Pour toutes ces raisons, la question de la réforme des retraites devient donc urgente. Le sujet n’est pourtant pas nouveau. Dès 2004, un comité national chargé de la réforme des régimes de retraite a été créé et placé directement sous l’autorité du chef du gouvernement de l’époque. Mais les résultats de ses travaux sont toujours attendus. Plus récemment, la Cour des comptes a réalisé une évaluation de la situation des régimes de retraite au Maroc et avance un certain nombre de préconisations.
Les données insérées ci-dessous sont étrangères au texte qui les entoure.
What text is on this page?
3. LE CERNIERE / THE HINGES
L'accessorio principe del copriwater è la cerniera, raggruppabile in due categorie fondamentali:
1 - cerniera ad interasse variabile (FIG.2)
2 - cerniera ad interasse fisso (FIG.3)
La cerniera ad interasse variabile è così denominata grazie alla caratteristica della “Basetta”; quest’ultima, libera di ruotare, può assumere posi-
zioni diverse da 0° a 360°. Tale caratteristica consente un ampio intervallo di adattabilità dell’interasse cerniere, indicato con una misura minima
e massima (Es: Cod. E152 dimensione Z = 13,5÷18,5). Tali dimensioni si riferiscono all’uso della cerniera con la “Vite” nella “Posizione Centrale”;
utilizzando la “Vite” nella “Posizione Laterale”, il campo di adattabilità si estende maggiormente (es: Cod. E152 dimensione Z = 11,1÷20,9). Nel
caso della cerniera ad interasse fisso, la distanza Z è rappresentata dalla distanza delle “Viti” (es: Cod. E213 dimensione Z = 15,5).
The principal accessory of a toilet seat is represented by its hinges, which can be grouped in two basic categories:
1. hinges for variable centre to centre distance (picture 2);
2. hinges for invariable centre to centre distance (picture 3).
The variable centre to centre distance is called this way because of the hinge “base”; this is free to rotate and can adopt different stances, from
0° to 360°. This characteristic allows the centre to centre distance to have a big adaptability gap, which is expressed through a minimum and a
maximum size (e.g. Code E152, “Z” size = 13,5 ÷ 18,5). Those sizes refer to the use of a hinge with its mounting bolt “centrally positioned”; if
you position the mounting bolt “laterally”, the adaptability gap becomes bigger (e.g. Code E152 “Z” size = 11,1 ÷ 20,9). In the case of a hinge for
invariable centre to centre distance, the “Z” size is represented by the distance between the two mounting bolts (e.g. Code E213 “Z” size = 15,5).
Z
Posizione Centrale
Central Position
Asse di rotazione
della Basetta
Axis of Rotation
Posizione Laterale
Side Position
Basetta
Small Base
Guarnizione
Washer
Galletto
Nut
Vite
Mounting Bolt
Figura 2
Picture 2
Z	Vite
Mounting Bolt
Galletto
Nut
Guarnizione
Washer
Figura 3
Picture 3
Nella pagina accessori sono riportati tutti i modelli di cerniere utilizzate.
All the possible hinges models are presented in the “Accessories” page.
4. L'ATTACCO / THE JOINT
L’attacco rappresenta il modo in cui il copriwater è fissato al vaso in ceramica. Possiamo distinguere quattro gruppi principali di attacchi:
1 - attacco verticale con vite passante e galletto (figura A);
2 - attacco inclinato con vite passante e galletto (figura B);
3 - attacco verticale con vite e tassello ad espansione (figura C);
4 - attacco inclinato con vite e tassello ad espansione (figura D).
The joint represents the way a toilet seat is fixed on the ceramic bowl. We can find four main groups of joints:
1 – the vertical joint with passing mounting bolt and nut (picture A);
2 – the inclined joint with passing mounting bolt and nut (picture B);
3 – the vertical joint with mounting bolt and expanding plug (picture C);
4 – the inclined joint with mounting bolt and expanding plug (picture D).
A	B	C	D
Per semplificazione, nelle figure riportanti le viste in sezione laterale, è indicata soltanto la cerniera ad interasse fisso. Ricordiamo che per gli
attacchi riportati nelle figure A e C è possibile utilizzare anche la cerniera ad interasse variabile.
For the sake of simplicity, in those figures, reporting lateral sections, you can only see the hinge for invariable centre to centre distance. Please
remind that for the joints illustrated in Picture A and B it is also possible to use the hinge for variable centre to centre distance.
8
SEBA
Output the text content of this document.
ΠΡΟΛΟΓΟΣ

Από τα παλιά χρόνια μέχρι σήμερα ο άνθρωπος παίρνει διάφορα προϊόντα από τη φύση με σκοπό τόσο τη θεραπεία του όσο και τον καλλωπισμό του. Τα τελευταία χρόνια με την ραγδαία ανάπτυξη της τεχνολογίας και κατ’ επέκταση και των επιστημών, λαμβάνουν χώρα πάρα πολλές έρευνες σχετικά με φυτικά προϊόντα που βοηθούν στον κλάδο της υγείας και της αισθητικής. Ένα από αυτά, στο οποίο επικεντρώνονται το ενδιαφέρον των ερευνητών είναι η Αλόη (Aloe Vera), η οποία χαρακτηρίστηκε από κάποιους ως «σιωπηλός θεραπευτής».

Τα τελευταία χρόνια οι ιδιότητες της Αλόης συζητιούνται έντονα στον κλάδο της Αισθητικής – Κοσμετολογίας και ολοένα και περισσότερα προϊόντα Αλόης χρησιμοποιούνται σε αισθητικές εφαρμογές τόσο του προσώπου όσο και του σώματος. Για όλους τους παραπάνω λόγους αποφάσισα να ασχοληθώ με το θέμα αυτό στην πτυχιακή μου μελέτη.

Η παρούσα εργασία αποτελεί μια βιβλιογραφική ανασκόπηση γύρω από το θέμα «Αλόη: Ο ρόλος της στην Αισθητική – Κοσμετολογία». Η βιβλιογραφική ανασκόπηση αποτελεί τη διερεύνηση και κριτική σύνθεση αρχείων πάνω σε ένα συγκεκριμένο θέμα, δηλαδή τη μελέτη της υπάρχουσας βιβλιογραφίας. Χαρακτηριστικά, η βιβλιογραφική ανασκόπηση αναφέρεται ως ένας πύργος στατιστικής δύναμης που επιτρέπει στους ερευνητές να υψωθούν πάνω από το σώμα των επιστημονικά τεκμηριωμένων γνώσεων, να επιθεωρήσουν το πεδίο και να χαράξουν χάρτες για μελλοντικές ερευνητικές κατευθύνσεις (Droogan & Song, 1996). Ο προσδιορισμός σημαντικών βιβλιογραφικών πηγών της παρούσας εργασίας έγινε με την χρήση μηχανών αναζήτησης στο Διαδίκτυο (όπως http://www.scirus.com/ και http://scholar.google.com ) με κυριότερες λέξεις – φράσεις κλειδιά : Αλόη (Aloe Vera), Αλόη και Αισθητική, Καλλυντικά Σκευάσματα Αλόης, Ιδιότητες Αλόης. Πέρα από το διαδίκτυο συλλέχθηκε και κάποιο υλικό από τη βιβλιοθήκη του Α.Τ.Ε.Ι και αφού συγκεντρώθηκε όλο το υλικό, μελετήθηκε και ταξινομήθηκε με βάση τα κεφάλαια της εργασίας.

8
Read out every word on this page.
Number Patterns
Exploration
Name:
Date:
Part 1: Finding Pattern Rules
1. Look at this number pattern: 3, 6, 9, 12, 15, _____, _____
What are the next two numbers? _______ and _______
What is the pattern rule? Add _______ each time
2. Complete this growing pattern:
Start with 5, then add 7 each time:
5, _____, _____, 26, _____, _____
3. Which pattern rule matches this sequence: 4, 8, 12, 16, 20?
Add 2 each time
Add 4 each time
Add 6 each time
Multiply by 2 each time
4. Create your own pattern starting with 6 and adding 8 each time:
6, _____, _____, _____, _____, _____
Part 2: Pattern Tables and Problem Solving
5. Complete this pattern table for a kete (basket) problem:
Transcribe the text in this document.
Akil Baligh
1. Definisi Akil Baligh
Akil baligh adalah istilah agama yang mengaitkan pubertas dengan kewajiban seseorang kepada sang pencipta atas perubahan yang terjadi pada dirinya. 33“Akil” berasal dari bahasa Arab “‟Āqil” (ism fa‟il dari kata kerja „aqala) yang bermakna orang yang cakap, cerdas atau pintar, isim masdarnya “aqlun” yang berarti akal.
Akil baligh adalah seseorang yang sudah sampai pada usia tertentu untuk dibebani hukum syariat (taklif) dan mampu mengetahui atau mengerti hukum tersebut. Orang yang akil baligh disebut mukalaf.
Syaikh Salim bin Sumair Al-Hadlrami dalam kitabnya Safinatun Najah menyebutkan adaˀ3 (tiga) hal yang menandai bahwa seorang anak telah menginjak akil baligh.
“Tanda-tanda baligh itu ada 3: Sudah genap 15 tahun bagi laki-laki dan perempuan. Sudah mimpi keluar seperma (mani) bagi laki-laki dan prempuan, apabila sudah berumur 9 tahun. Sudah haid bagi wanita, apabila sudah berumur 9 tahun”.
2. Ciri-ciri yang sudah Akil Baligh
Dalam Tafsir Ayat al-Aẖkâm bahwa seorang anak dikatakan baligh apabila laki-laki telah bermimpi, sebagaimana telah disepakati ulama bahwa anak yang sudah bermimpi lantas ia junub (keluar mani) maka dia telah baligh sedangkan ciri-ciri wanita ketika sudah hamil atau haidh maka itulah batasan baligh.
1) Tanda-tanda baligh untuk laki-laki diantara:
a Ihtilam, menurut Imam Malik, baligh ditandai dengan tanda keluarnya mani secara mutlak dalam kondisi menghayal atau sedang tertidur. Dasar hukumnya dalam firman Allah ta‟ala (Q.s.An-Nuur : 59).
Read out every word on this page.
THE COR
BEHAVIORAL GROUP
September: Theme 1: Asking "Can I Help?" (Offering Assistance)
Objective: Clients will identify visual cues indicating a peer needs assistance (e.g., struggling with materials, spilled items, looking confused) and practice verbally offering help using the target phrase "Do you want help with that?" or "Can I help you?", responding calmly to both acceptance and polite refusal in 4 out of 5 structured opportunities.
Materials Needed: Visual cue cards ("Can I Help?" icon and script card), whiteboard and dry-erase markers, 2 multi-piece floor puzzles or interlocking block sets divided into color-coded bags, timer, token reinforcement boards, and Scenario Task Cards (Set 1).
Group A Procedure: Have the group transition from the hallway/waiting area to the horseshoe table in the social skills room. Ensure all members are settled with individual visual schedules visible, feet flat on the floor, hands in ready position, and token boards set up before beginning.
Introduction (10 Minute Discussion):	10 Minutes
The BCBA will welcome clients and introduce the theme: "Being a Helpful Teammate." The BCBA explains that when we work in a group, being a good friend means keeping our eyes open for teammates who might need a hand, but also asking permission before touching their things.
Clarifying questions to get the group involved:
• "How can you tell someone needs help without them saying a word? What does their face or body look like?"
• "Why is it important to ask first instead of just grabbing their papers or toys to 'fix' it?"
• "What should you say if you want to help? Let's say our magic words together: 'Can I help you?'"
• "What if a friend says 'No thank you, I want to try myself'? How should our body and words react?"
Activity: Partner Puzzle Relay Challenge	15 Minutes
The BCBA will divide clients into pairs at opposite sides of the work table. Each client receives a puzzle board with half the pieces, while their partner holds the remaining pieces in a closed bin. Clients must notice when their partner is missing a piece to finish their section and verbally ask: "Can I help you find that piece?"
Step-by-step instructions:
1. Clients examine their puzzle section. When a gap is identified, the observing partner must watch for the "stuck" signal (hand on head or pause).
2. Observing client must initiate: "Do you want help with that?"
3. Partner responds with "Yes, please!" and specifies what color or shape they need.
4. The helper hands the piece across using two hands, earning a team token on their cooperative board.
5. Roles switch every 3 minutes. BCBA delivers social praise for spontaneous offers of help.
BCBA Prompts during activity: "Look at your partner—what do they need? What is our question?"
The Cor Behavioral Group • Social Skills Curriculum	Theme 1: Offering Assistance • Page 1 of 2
Alors que les régimes seront déficitaires dès 2014 et que la Caisse marocaine des retraites, l’un des deux régimes dédiés aux fonctionnaires, épuiserait toutes ses réserves financières à l’horizon 2021, la juridiction financière préconise, dans un premier temps, une réforme paramétrique et, dans une seconde étape, d’opérer un remaniement global du système, à la française, avec la création d’un régime de base unique et des régimes complémentaires obligatoires. « Nous savons ce qu’il faut faire mais il faut accélérer le rythme de nos réformes », s’impatiente Jamal Belahrach. Sous peine de faire porter une lourde menace à la paix sociale du pays…

REPÈRES

32,5 MILLIONS

C’est la population totale du Maroc.

73 ANS

C’est l’espérance de vie de la population.

60 ANS

C’est l’âge légal de départ à la retraite.

– DE 20 %

C’est le pourcentage des personnes âgées de plus de 60 ans qui ­touchent une pension de retraite au Maroc.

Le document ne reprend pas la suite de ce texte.